It was second grade. It was my first year after moving to a new school due to consolidation of other smaller area schools. We were now organized into ‘traveling’ class units, moving from teacher to teacher throughout the day, routinely changing desks. On this particular fall morning, I migrated along with my peers to the next scheduled room, only to arrive at my pre-determined desk and discover it had been greatly defaced with scribbling. This was not a casual scribbling or even some artistic doodle, but a thick, angry, cover-the-whole-surface lead scribble from what must have consumed nearly a whole no.2 pencil.
As I stared at the ugliness, Mrs. Mengus walked past. She saw the monstrosity and glared judgmentally at me.
“Bill, did you do this?” scowled the imposing figure.
“Oh, no!” I answered, a bit shaken.
“Now Bill, tell the truth,” she pressed intimidatingly.
No matter how strenuously I declared my innocence, Mrs. Mengus couldn’t believe that the desk’s prior angelic student had done this (I’m not still upset about it or anything :-), and so this cycle of her trying to extract a false confession and my unwillingness to concede repeated with greater intensity until I was finally directed nonetheless to retrieve the necessary janitorial supplies and spend the period cleaning the desktop.

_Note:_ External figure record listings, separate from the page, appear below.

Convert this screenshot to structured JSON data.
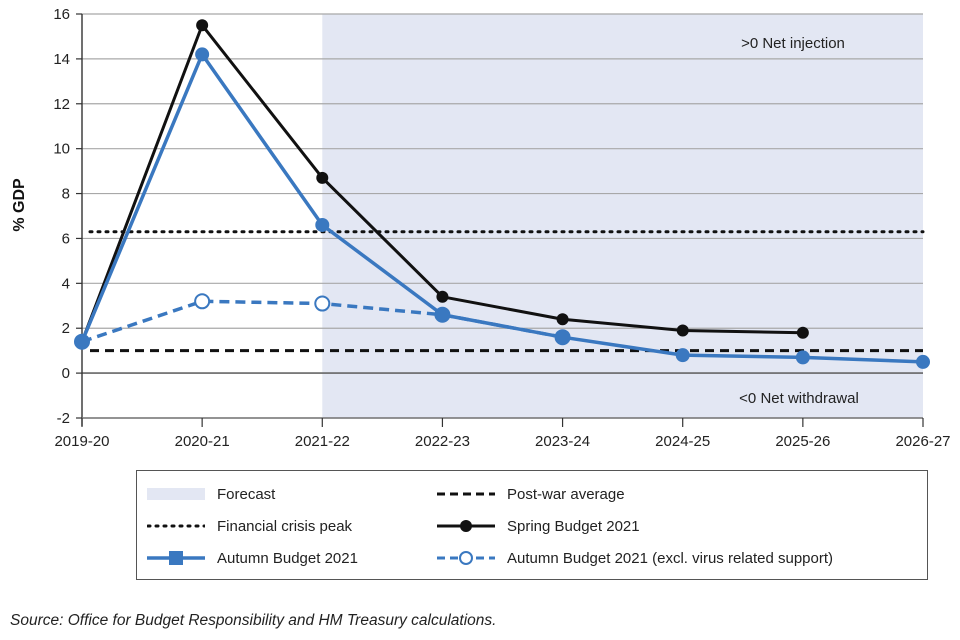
{
  "chart_data": {
    "type": "line",
    "title": "",
    "xlabel": "",
    "ylabel": "% GDP",
    "ylim": [
      -2,
      16
    ],
    "yticks": [
      -2,
      0,
      2,
      4,
      6,
      8,
      10,
      12,
      14,
      16
    ],
    "grid": true,
    "categories": [
      "2019-20",
      "2020-21",
      "2021-22",
      "2022-23",
      "2023-24",
      "2024-25",
      "2025-26",
      "2026-27"
    ],
    "forecast_region": {
      "from": "2021-22",
      "to": "2026-27",
      "label": "Forecast",
      "color": "#e3e7f3"
    },
    "annotations": [
      {
        "text": ">0 Net injection",
        "position": "top-right"
      },
      {
        "text": "<0 Net withdrawal",
        "position": "bottom-right"
      }
    ],
    "reference_lines": [
      {
        "name": "Financial crisis peak",
        "value": 6.3,
        "style": "dotted",
        "color": "#111111"
      },
      {
        "name": "Post-war average",
        "value": 1.0,
        "style": "dashed",
        "color": "#111111"
      }
    ],
    "series": [
      {
        "name": "Spring Budget 2021",
        "color": "#111111",
        "style": "solid",
        "marker": "filled-circle",
        "values": [
          1.4,
          15.5,
          8.7,
          3.4,
          2.4,
          1.9,
          1.8,
          null
        ]
      },
      {
        "name": "Autumn Budget 2021",
        "color": "#3a78c0",
        "style": "solid",
        "marker": "filled-circle",
        "values": [
          1.4,
          14.2,
          6.6,
          2.6,
          1.6,
          0.8,
          0.7,
          0.5
        ]
      },
      {
        "name": "Autumn Budget 2021 (excl. virus related support)",
        "color": "#3a78c0",
        "style": "dashed",
        "marker": "open-circle",
        "values": [
          1.4,
          3.2,
          3.1,
          2.6,
          1.6,
          null,
          null,
          null
        ]
      }
    ],
    "legend": {
      "placement": "bottom",
      "entries": [
        {
          "label": "Forecast",
          "kind": "area"
        },
        {
          "label": "Post-war average",
          "kind": "dashed"
        },
        {
          "label": "Financial crisis peak",
          "kind": "dotted"
        },
        {
          "label": "Spring Budget 2021",
          "kind": "black-line-marker"
        },
        {
          "label": "Autumn Budget 2021",
          "kind": "blue-line-square"
        },
        {
          "label": "Autumn Budget 2021 (excl. virus related support)",
          "kind": "blue-dashed-open"
        }
      ]
    }
  },
  "source": "Source: Office for Budget Responsibility and HM Treasury calculations."
}
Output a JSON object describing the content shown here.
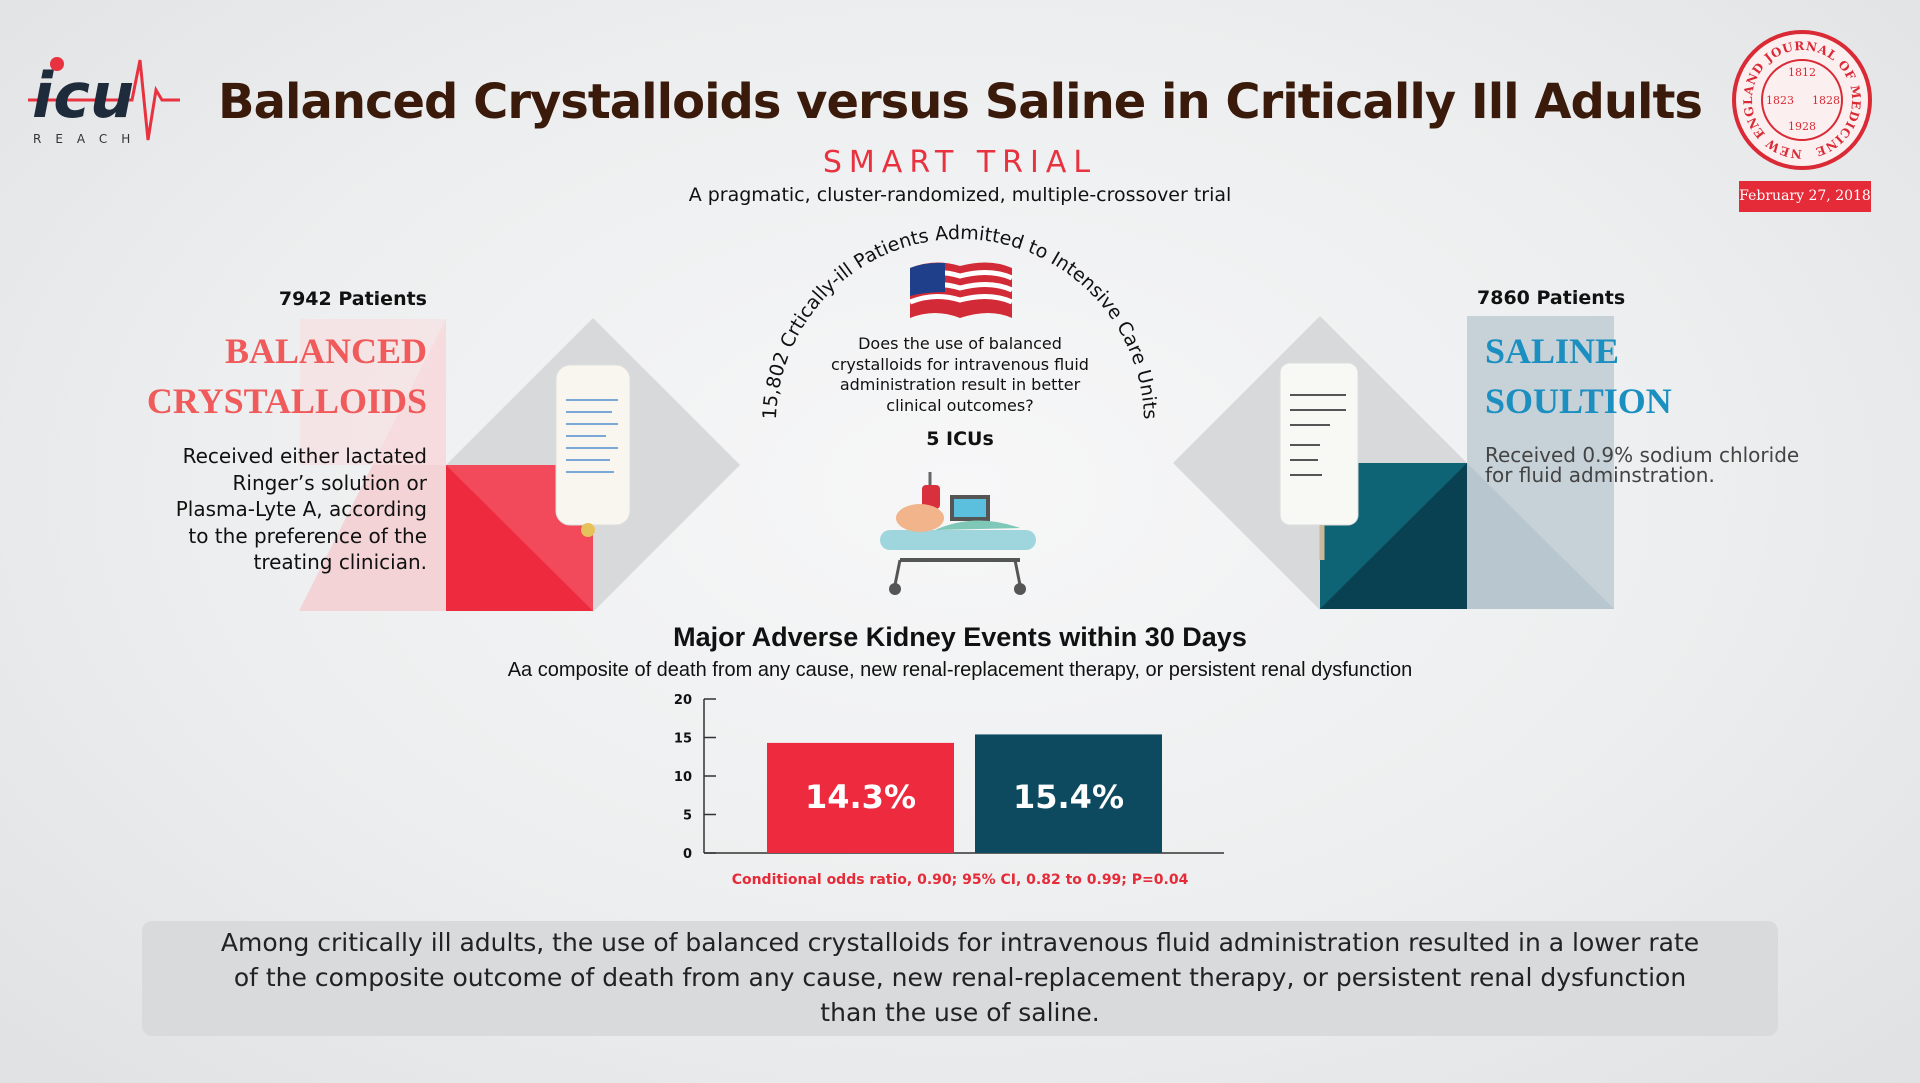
{
  "logo": {
    "name": "icu",
    "tagline": "REACH"
  },
  "header": {
    "title": "Balanced Crystalloids versus Saline in Critically Ill Adults",
    "trial_name": "SMART TRIAL",
    "trial_design": "A pragmatic, cluster-randomized, multiple-crossover trial"
  },
  "journal": {
    "seal_text": "NEW ENGLAND JOURNAL OF MEDICINE",
    "years": [
      "1812",
      "1823",
      "1828",
      "1928"
    ],
    "date": "February 27, 2018"
  },
  "center": {
    "population": "15,802 Crtically-ill Patients Admitted to Intensive Care Units",
    "question": "Does the use of balanced crystalloids for intravenous fluid administration result in better clinical outcomes?",
    "sites": "5 ICUs"
  },
  "groups": [
    {
      "patients": "7942 Patients",
      "name_lines": [
        "BALANCED",
        "CRYSTALLOIDS"
      ],
      "description": "Received either lactated Ringer’s solution or Plasma-Lyte A, according to the preference of the treating clinician."
    },
    {
      "patients": "7860 Patients",
      "name_lines": [
        "SALINE",
        "SOULTION"
      ],
      "description": "Received 0.9% sodium chloride for fluid adminstration."
    }
  ],
  "chart_data": {
    "type": "bar",
    "title": "Major Adverse Kidney Events within 30 Days",
    "subtitle": "Aa composite of death from any cause, new renal-replacement therapy, or persistent renal dysfunction",
    "categories": [
      null,
      null
    ],
    "values": [
      14.3,
      15.4
    ],
    "value_labels": [
      "14.3%",
      "15.4%"
    ],
    "colors": [
      "#ee2a3f",
      "#0e4a5f"
    ],
    "ylim": [
      0,
      20
    ],
    "yticks": [
      0,
      5,
      10,
      15,
      20
    ],
    "note": "Conditional odds ratio, 0.90; 95% CI, 0.82 to 0.99; P=0.04"
  },
  "conclusion": "Among critically ill adults, the use of balanced crystalloids for intravenous fluid administration resulted in a lower rate of the composite outcome of death from any cause, new renal-replacement therapy, or persistent renal dysfunction than the use of saline."
}
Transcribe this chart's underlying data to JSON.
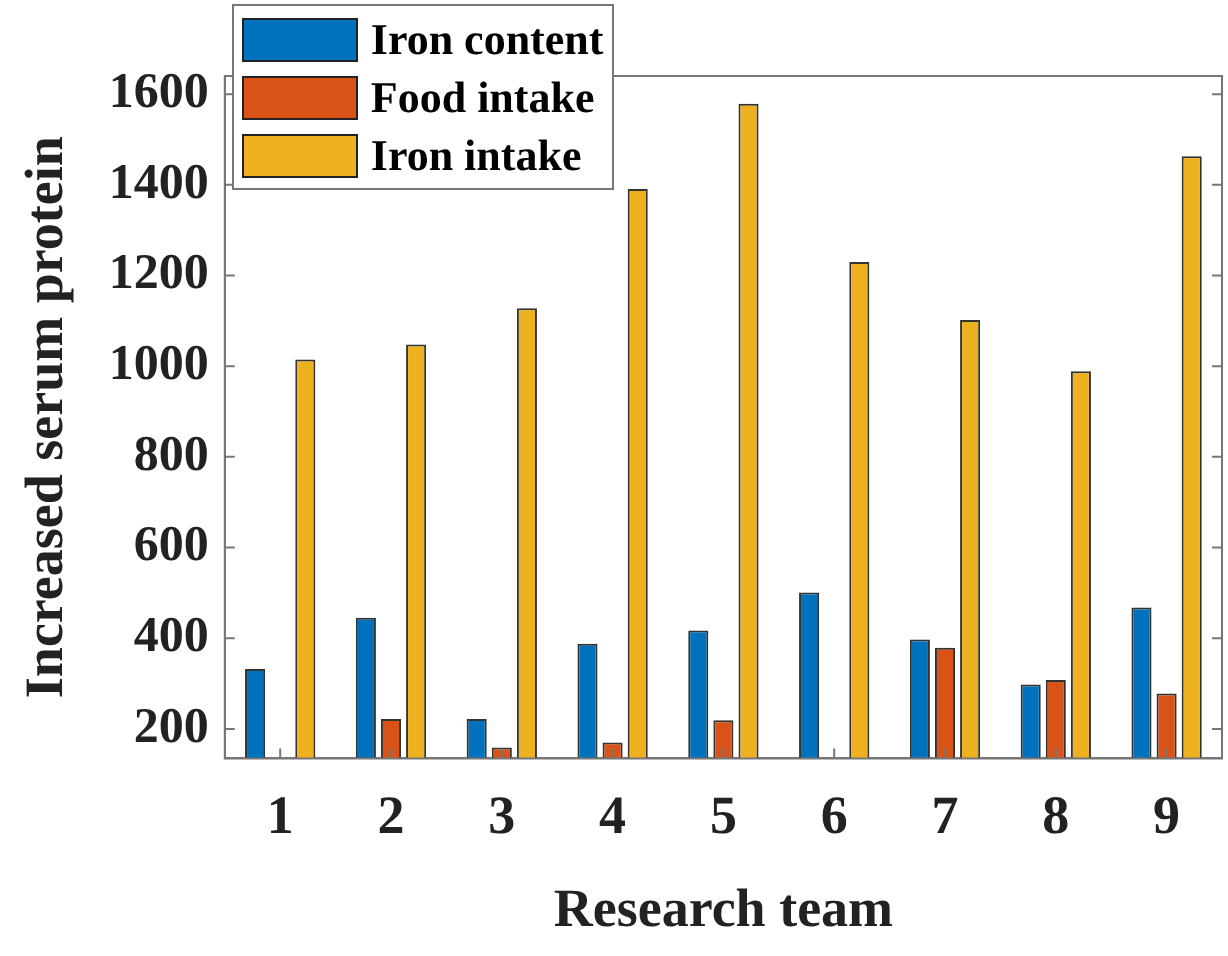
{
  "chart_data": {
    "type": "bar",
    "xlabel": "Research team",
    "ylabel": "Increased serum protein",
    "categories": [
      "1",
      "2",
      "3",
      "4",
      "5",
      "6",
      "7",
      "8",
      "9"
    ],
    "series": [
      {
        "name": "Iron content",
        "color": "#0072bd",
        "values": [
          332,
          445,
          222,
          388,
          417,
          501,
          397,
          298,
          468
        ]
      },
      {
        "name": "Food intake",
        "color": "#d95319",
        "values": [
          null,
          222,
          159,
          170,
          219,
          null,
          379,
          308,
          278
        ]
      },
      {
        "name": "Iron intake",
        "color": "#edb120",
        "values": [
          1015,
          1048,
          1128,
          1391,
          1579,
          1230,
          1102,
          989,
          1463
        ]
      }
    ],
    "ylim": [
      135,
      1640
    ],
    "yticks": [
      200,
      400,
      600,
      800,
      1000,
      1200,
      1400,
      1600
    ],
    "grid": false,
    "legend": "top left"
  }
}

No one likes to be falsely accused. It’s something we can feel like we’ll remember forever.
Last Sunday at Kossuth, as we walked through Romans 5, we encountered the Bible’s declaration that “...the judgment following one trespass brought condemnation” (Rom 5:16) and “...by the one man’s disobedience the many were made sinners” (Rom 5:19). Essentially, Adam’s initial sin brought judgment and condemnation on you and me. Furthermore, you and I were made sinners by Adam’s disobedience.
Wait a minute. I can’t deny that I should be condemned for my own sin (of which there’s an abundance, to be sure, as Romans 3 makes plain). But being condemned for someone else’s sin? If we’re honest, doesn’t that strike us as just a bit unfair of God? While we can certainly be reminded that the clay doesn’t direct the potter, we might still be left secretly wondering why God would condemn us for Adam’s trespass before we even had a chance to commit our own.
But this view of ‘fairness’ and God’s condemnation is distorted. It’s a false view of a God made in our image. It’s a view that makes too much of me (and my sense of fairness) and too little of sin. I’m not condemned because God has somehow over-punished Adam; I’m condemned because that’s the full effect of even one sin. I don’t believe Adam’s sin was anything more grievous or damning than the rest of our sin. The fact is that any sin (even those we, with our false balance scales, think of as the “smallest”), by any person, would have had the same impact of Adam’s sin. What was that impact? No less than cursing all of creation and infecting the entire human race with an inescapable and enslaving rebellion against God. If you’ll bear the impossible plot for the sake of a point, if somehow no one had ever sinned in all history until my first sin, then my sin would have had the same creation cursing, human-race infecting impact. Apart from Christ’s work, the potency of your sin would be sufficient to stain the whole human race.
We underestimate the impact of sin to the peril of underestimating what Christ accomplished on the cross. We Christians don’t carry on about sin and sinfulness in order to hold some self-righteous burden over others’ heads; we do so as a measuring stick to grasp the amazing and infinite grace God has shown us and all who believe. Indeed, Romans 5 also richly reminds us of this measure and proof, for “where sin increased, grace abounded all the more,” and truly “God shows his love for us in that while we were still sinners, Christ died for us.”
But he was pierced for our transgressions;
he was crushed for our iniquities;
upon him was the chastisement that brought us peace,
and with his wounds we are healed.
All we like sheep have gone astray;
we have turned—every one—to his own way;
and the Lord has laid on him
the iniquity of us all. (Isaiah 53:5-6)
Jesus was falsely accused. Willingly and sacrificially. That’s something we’ll get to celebrate forever.
On this Good Friday, may God stir our hearts to greater gratitude as we each grow in deeper recognition of the cost of the Cross to have “the iniquity of us all” crush Jesus. May his Spirit empower us to better comprehend an abounding grace that always eclipses that iniquity. May we gather this Resurrection Sunday to more exuberantly rejoice in the Son whose resurrection victory made the potency of sin impotent and defeated death itself!